Police, courts, doctors and parents have blamed the drugs for a national outbreak of crime and anti-social behaviour, including violence, psychotic outbursts and rapid addiction similar to methamphetamine use.
But under current laws, the Government has been powerless to stop their sale, as manufacturers can rapidly change the chemical formula to get around each new ban.
The law change - originally planned for August 1 but now expected to be weeks earlier - will force drug makers to prove their products are safe before they go on sale. The immediate effect will be that most drugs can no longer be sold but in a few years, some may pass the rigorous tests and become legal.
Medical experts and the legal-high industry are divided over whether the end result will be the world's first legal, regulated drug market - with a line-up of other countries poised to follow - or the tests will be so strict and costly no drugs will get through.
Mr Dunne told the Weekend Herald that the bar would be set high but the testing was not intended to create a de facto ban on all new drugs.
"If products survive that testing regime, then whatever one might think of them personally, it's pretty difficult to prohibit them from being on the shelves in New Zealand."
He said the approved drugs would probably be milder than the synthetic cannabis products that were causing so much concern. That might mean some users turned to illegal drugs for a bigger high but at least the distinction between legal and illegal drugs would be clear.
Mr Dunne said any retailer selling an approved drug would need a licence, similar to a liquor licence, which could be removed if they sold products irresponsibly.
Former party pill king Matt Bowden, regarded as the chemistry brain behind the banned synthetic cannabis products Kronic and K2, has told the select committee considering the bill that his Stargate company is planning a new manufacturing plant to meet the high standards required.

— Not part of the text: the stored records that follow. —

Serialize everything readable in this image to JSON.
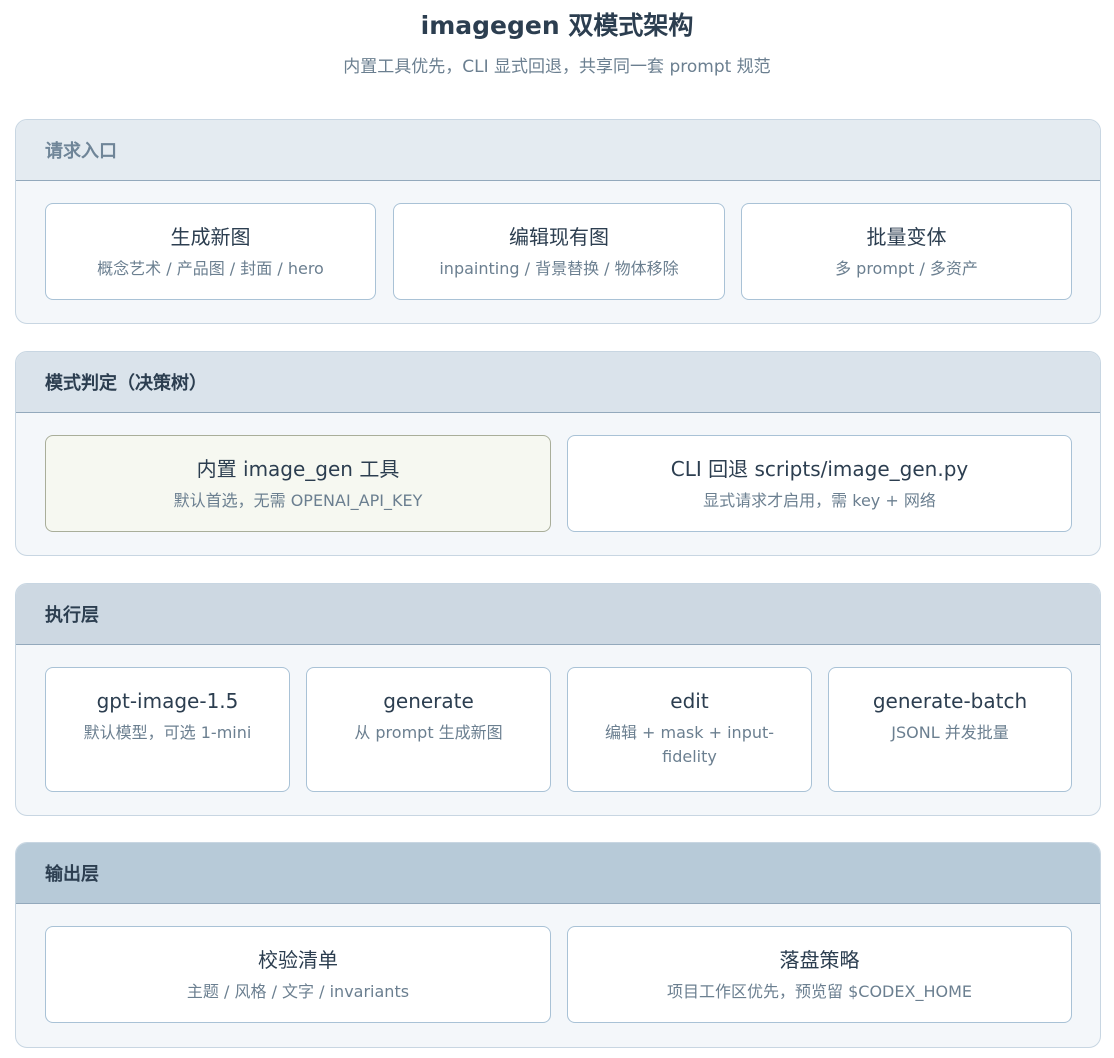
{
  "header": {
    "title": "imagegen 双模式架构",
    "subtitle": "内置工具优先，CLI 显式回退，共享同一套 prompt 规范"
  },
  "layers": [
    {
      "label": "请求入口",
      "header_bg": "#e4ebf1",
      "label_color": "#6f8598",
      "cards": [
        {
          "title": "生成新图",
          "desc": "概念艺术 / 产品图 / 封面 / hero"
        },
        {
          "title": "编辑现有图",
          "desc": "inpainting / 背景替换 / 物体移除"
        },
        {
          "title": "批量变体",
          "desc": "多 prompt / 多资产"
        }
      ]
    },
    {
      "label": "模式判定（决策树）",
      "header_bg": "#dae3eb",
      "label_color": "#2c3e50",
      "cards": [
        {
          "title": "内置 image_gen 工具",
          "desc": "默认首选，无需 OPENAI_API_KEY",
          "highlight": true
        },
        {
          "title": "CLI 回退 scripts/image_gen.py",
          "desc": "显式请求才启用，需 key + 网络"
        }
      ]
    },
    {
      "label": "执行层",
      "header_bg": "#cdd8e2",
      "label_color": "#2c3e50",
      "cards": [
        {
          "title": "gpt-image-1.5",
          "desc": "默认模型，可选 1-mini"
        },
        {
          "title": "generate",
          "desc": "从 prompt 生成新图"
        },
        {
          "title": "edit",
          "desc": "编辑 + mask + input-fidelity"
        },
        {
          "title": "generate-batch",
          "desc": "JSONL 并发批量"
        }
      ]
    },
    {
      "label": "输出层",
      "header_bg": "#b7cad8",
      "label_color": "#2c3e50",
      "cards": [
        {
          "title": "校验清单",
          "desc": "主题 / 风格 / 文字 / invariants"
        },
        {
          "title": "落盘策略",
          "desc": "项目工作区优先，预览留 $CODEX_HOME"
        }
      ]
    }
  ]
}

Asked when and where it would be built, he said he needed to see more detail about the testing regime. But with a new psychoactive drug emerging every week, he said, it was vital to make the new approach work.

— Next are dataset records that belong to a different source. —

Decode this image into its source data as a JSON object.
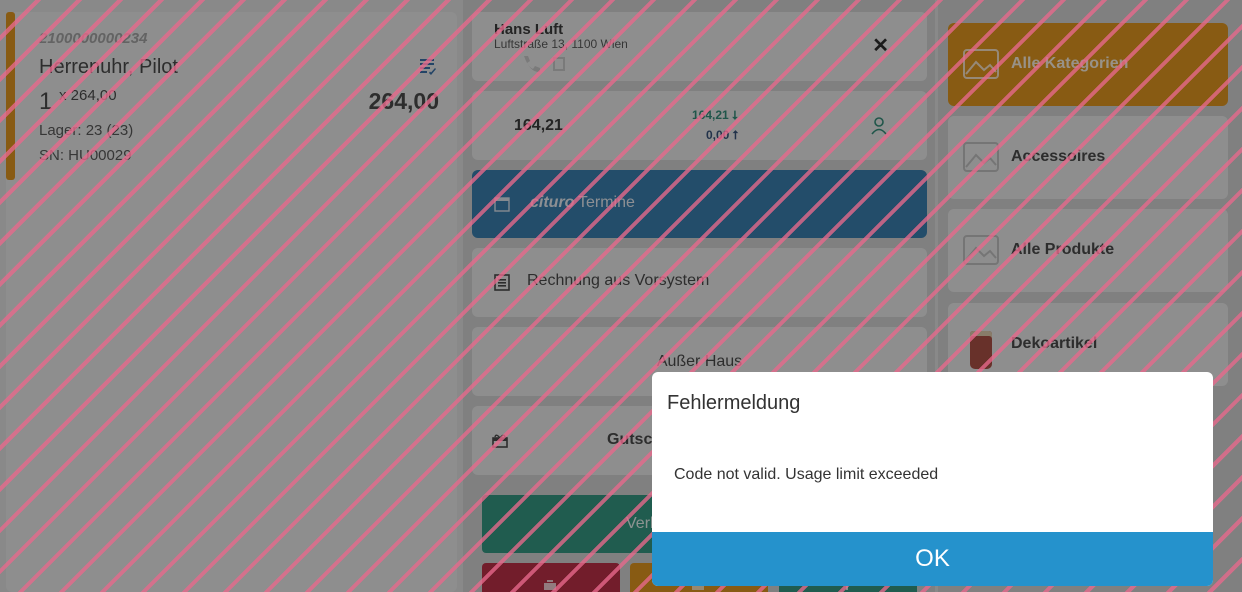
{
  "item": {
    "code": "2100000000234",
    "name": "Herrenuhr, Pilot",
    "quantity": "1",
    "unit_price": "x 264,00",
    "total": "264,00",
    "stock": "Lager: 23 (23)",
    "serial": "SN: HU00029",
    "icon": "note-icon"
  },
  "customer": {
    "name": "Hans Luft",
    "address": "Luftstraße 13, 1100 Wien",
    "close_icon": "close-icon",
    "close_glyph": "✕"
  },
  "balance": {
    "value": "164,21",
    "incoming": "164,21 ⭣",
    "outgoing": "0,00 ⭡",
    "icon": "person-icon"
  },
  "termine": {
    "brand": "cituro",
    "label": "Termine",
    "icon": "calendar-icon"
  },
  "rechnung": {
    "label": "Rechnung aus Vorsystem",
    "icon": "document-icon"
  },
  "ausser_haus": {
    "label": "Außer Haus"
  },
  "gutschein": {
    "label": "Gutsch",
    "icon": "gift-icon"
  },
  "sell": {
    "label": "Verk"
  },
  "categories": [
    {
      "label": "Alle Kategorien",
      "icon": "image-icon",
      "active": true
    },
    {
      "label": "Accessoires",
      "icon": "image-icon"
    },
    {
      "label": "Alle Produkte",
      "icon": "image-icon"
    },
    {
      "label": "Dekoartikel",
      "icon": "candle-thumbnail"
    }
  ],
  "dialog": {
    "title": "Fehlermeldung",
    "message": "Code not valid. Usage limit exceeded",
    "ok_label": "OK"
  },
  "colors": {
    "accent_orange": "#e08a00",
    "termine_blue": "#1f6fa8",
    "sell_green": "#1a8c74",
    "danger_red": "#b6142e",
    "ok_blue": "#2592cc",
    "stripe_pink": "#e8698c"
  }
}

"If we don't get this right, then things are going to get worse and worse," Mr Bowden said.
Massey University drug researcher Dr Chris Wilkins warned that New Zealand should move cautiously as no other country had tried to create a legal market for psychoactive drugs.

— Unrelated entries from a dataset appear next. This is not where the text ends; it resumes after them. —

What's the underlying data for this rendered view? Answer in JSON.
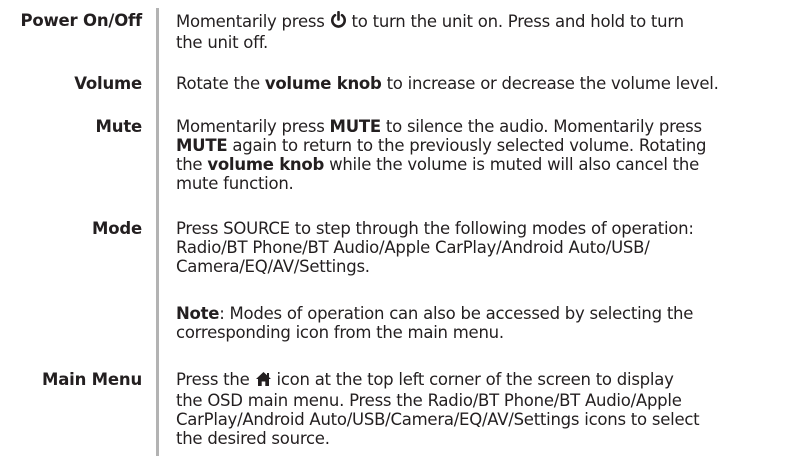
{
  "sections": {
    "power": {
      "term": "Power On/Off",
      "line1a": "Momentarily press ",
      "line1b": " to turn the unit on. Press and hold to turn",
      "line2": "the unit off.",
      "icon": "power-icon"
    },
    "volume": {
      "term": "Volume",
      "a": "Rotate the ",
      "b": "volume knob",
      "c": " to increase or decrease the volume level."
    },
    "mute": {
      "term": "Mute",
      "l1a": "Momentarily press ",
      "l1b": "MUTE",
      "l1c": " to silence the audio. Momentarily press",
      "l2a": "MUTE",
      "l2b": " again to return to the previously selected volume. Rotating",
      "l3a": "the ",
      "l3b": "volume knob",
      "l3c": " while the volume is muted will also cancel the",
      "l4": "mute function."
    },
    "mode": {
      "term": "Mode",
      "l1": "Press SOURCE to step through the following modes of operation:",
      "l2": "Radio/BT Phone/BT Audio/Apple CarPlay/Android Auto/USB/",
      "l3": "Camera/EQ/AV/Settings.",
      "note_label": "Note",
      "note_l1": ": Modes of operation can also be accessed by selecting the",
      "note_l2": "corresponding icon from the main menu."
    },
    "main_menu": {
      "term": "Main Menu",
      "l1a": "Press the ",
      "l1b": " icon at the top left corner of the screen to display",
      "l2": "the OSD main menu.  Press the Radio/BT Phone/BT Audio/Apple",
      "l3": "CarPlay/Android Auto/USB/Camera/EQ/AV/Settings icons to select",
      "l4": "the desired source.",
      "icon": "home-icon"
    }
  }
}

He was not surprised the legal-high industry welcomed the law change - even though most of its products would disappear in the short term - "because this could be a complete goldmine. There's enormous profits available".
Dr Wilkins said the big alcohol and tobacco firms were likely to enter the market once the regime settled down - a claim strongly denied by Lion, DB and British American Tobacco.
"Absolutely not," said Lion communications director Liz Read. "We don't think it would be constructive and we don't think it would be a useful complement to our business."
Under the Psychoactive Substances Bill
• Drug makers will have to prove their products are safe before they go on sale.
• Manufacturers must pay a $180,000 application fee and submit each drug to the same kind of tests used to approve new medicines, including human clinical trials. The process is expected to cost them $1 million to $2 million and take up to two years.
• Drugs on sale now will be banned unless the manufacturer applies for approval under the new regime within a month.